Last year mobile search exceeded desktop searches and Google recently announced that 20% of mobile searches were made with voice and 30% of all mobile searches carry a local intent. So how can you benefit from this increasing use of mobile search.
In light of the rise in mobile searches, Google undertook a research study on how users interacted with a wide variety of mobile designs. The results allowed Google to create a mobile site best practice guide.
25 Mobile Site Design Principles
The mobile site design best practice is grouped into five sections:
- Homepage and Navigation
- Site Search
- Commerce and Conversions
- Form Entry
- Usability and Forms
Mobile Homepage and Navigation Best Practice
A websites homepage usually serves as the welcome page, the branding page, the promotions page and the message page on desktop. In mobile this page should get the user to the page they are looking for quickly and seamlessly.
Principles:
- Calls to Action
- Keep Menus Short
- Easy to get back to homepage
- Don’t over do promotions.
Call to action need to be visible and easily understood. Clearly display calls to actions in primary body of site with secondary actions below the fold or available in menu. Keep the menu as short as possible, or think of how to restructure a lengthily menu into a more concise one. Users still expect to tap a logo to get back to homepage. If you are not using a logo in you mobile site, then make it clear how to get back to the homepage. Promotion banners in mobile can overshadow the primary site and navigation, users prefer easy to dismiss promotions or in their own promotion section.
Mobile Site Search Best Practice
Site search is crucial in allowing users to find what they are looking for within the site.
Principles:
- Site search MUST be visible
- Site search must be relevant
- Use filters to improve site search
- Guide users to better results.
The first thing a user tends to look for is the site search feature. It must be clearly visible and easy to navigate to. Make life easier for users on small screens and big fingers with auto complete and auto correct. Large site users rely on filters to narrow down search. If possible ask a few questions to narrow down results for users Example: Male or Female, size, colour.
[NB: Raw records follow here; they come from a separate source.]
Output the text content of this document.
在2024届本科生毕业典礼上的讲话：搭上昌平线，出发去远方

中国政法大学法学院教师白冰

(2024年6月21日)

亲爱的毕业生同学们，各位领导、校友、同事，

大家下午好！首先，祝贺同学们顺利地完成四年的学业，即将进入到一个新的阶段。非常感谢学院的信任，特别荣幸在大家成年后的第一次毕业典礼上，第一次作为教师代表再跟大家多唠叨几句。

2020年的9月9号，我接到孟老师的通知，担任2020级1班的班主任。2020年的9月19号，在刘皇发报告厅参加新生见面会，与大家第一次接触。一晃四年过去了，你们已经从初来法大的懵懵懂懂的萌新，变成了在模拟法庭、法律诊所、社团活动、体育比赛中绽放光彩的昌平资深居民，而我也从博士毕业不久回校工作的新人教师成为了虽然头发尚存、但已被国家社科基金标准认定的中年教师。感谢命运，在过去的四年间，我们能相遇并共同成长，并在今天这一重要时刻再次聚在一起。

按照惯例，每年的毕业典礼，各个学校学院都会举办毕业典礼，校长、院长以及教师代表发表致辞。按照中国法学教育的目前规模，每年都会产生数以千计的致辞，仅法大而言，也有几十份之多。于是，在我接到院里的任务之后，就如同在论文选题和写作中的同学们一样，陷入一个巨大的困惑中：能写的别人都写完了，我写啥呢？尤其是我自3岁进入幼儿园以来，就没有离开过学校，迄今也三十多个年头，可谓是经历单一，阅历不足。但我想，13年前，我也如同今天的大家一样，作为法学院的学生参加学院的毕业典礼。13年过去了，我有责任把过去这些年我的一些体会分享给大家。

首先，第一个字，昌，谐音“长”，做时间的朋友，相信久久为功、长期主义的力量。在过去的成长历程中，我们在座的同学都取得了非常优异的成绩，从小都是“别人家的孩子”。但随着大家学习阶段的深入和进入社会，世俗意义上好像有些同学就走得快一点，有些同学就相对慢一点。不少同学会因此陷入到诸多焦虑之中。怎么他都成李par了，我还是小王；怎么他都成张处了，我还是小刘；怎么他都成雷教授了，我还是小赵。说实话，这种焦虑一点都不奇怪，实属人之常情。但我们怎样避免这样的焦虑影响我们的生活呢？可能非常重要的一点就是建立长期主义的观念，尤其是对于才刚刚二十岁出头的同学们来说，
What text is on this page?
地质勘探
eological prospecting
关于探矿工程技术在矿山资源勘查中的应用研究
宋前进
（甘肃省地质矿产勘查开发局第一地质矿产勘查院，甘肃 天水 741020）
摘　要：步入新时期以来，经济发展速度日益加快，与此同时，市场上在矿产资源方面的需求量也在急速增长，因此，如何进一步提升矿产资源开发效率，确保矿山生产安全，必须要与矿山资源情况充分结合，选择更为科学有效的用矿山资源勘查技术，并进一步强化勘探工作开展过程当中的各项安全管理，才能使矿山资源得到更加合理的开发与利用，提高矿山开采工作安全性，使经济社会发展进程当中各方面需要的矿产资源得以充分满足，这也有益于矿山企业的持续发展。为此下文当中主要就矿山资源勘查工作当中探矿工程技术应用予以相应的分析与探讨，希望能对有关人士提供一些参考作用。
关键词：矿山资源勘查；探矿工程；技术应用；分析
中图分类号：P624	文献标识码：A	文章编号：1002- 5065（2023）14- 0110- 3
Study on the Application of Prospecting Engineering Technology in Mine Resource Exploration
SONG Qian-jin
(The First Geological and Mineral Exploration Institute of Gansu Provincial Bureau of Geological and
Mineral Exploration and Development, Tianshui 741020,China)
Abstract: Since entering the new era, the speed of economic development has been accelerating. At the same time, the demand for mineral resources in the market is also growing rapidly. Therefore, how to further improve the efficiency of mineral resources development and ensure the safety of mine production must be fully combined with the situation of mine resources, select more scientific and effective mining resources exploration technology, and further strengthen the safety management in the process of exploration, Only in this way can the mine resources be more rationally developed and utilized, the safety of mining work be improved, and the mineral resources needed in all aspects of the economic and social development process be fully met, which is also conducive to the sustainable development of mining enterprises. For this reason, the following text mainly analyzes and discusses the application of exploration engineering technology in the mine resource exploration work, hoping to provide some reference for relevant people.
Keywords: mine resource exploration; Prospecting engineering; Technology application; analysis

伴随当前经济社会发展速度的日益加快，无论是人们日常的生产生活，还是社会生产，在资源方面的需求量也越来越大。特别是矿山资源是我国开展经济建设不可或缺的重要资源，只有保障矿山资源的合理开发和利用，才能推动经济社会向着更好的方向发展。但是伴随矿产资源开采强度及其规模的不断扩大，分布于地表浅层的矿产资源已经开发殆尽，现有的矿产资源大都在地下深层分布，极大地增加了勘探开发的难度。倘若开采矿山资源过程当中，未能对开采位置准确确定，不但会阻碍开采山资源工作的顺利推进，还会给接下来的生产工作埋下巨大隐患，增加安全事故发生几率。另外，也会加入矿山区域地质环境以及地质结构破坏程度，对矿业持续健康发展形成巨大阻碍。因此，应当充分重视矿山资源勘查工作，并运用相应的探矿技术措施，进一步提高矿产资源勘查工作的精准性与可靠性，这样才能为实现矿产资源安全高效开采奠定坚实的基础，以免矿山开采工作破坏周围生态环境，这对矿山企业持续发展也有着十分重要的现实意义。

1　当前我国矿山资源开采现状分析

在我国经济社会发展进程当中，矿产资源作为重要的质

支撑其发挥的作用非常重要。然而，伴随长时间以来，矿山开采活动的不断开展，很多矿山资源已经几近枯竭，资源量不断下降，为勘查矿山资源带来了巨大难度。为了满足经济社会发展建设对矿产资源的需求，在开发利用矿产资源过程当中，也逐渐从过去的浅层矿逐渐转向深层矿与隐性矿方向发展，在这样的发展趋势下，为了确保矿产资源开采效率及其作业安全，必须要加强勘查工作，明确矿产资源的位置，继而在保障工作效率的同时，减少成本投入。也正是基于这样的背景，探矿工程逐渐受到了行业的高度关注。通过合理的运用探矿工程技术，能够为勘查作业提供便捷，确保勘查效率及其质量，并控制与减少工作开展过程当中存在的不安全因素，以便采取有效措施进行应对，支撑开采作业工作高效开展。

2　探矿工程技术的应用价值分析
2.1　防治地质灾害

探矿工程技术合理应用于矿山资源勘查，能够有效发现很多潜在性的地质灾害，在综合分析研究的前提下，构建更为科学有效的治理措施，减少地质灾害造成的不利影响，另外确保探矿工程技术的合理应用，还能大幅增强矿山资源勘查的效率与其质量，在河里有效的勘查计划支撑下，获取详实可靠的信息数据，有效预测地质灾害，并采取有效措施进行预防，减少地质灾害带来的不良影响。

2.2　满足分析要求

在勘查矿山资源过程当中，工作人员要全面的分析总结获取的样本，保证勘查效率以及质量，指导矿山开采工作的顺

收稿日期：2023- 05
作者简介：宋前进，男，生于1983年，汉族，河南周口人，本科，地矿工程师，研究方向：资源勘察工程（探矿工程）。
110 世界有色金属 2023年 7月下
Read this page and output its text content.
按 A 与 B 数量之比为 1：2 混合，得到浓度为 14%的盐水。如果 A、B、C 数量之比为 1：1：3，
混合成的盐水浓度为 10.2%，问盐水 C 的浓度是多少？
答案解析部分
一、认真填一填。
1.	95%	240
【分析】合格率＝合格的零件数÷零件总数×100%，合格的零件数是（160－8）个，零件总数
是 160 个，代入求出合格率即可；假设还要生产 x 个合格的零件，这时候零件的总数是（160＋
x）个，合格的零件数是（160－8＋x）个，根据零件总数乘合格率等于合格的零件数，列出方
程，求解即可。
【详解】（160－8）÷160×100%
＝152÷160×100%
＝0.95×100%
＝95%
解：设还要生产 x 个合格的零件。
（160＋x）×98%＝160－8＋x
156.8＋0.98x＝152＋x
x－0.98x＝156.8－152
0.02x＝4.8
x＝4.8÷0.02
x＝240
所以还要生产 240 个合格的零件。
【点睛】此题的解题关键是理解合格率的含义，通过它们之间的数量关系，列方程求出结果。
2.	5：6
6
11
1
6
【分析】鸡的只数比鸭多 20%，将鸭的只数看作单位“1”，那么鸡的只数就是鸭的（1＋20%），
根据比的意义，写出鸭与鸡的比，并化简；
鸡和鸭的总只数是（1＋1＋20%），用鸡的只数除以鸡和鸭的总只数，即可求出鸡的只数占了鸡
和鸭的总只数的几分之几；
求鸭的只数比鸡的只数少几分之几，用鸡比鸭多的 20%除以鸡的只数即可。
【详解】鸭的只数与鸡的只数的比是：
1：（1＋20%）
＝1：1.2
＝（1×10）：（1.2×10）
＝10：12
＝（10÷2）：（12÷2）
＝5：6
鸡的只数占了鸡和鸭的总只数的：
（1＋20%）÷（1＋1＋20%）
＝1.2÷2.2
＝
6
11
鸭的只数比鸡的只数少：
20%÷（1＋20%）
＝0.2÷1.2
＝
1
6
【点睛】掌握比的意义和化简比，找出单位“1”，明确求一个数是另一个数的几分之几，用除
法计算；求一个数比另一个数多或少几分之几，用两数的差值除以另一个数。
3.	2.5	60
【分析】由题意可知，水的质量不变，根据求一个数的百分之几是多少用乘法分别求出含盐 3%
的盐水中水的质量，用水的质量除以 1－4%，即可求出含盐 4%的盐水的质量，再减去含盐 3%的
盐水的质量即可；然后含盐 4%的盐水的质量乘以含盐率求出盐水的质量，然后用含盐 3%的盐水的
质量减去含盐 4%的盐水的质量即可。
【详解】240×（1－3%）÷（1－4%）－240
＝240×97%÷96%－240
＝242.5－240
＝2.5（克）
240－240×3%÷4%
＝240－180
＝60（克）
Mobile Commerce and Conversions Best Practice
Users expect to find what they are looking for and make a purchasing decision in their own time and on their own terms. Allow the user to make the decision.
Principles:
- Let the user explore
- Let user check out as a guest
- Use existing info to help the process
- Use click to call for complex actions
- Allow completion on other devices.
Allow users to decide when they want to checkout, prompting checkout frustrates users and may abandon altogether. Users don’t always want to fill in forms, sign up to email, have another password to remember. Allow users a quick and easy guest checkout. For already registered users, make use of pre filled forms which reduces purchase and checkout friction for already loyal customers. For complex information requests, allow or provide an easy option to call company with details. Not all users are comfortable finishing the purchase on a mobile device, provide an easy way to allow them to complete on another device.
Mobile Site Form Entry Best Practice
Whatever your specific conversion may be: checkout, signup or quote, the form entry should be made as easy as possible for the user.
Principles:
- Streamline information entry
- Choose the easiest method for each task
- Provide a visual calendar for dates
- Minimize errors with labeling and rel time validation
- Design efficient forms.
Users found that sites that enabled larger pads for numbers and post codes. Users got increasingly frustrated with forms that requested repeated information and having to switch between numeric and keyboard modes. Choose the simplest method for each task, be it toggle icons or drop down selections. Users are not always aware of delivery dates ( next Wednesdays date ) provide easy to use calendar selections. Form fields that require an entry should be corrected real time, rather then returning user back to error after completion. Efficient form design should only require information once from user.
Mobile Site Usability Best Practice
Enhance the user experience by making the site as easy and simple to use. Leave your design, fluffy marketing ego at home.
Principles:
- Optimise your entire site for mobile
- Don’t make user pinch to zoom
- Make images expandable
- Tell users which screen orientation works best
- Keep users in a single browsing window
- Be clear why you need a user’s location.
Users have an easier time using a mobile specific site, rather then a full site that is mobile responsive, unless full site designed with mobile in mind. Design the page that users do not need to pinch to zoom, content should be responsive to device size. People want to see images of what they are buying, let them zoom in for heavens sake. Users have a preferred method of viewing sites. If your site is better in a different orientation, offer the suggestion. Keep everything in a single page, to many abandoned pages happen with users trying to close windows. Be clear why you need a users location, don’t assume that the users location is where they are looking, allow them to input.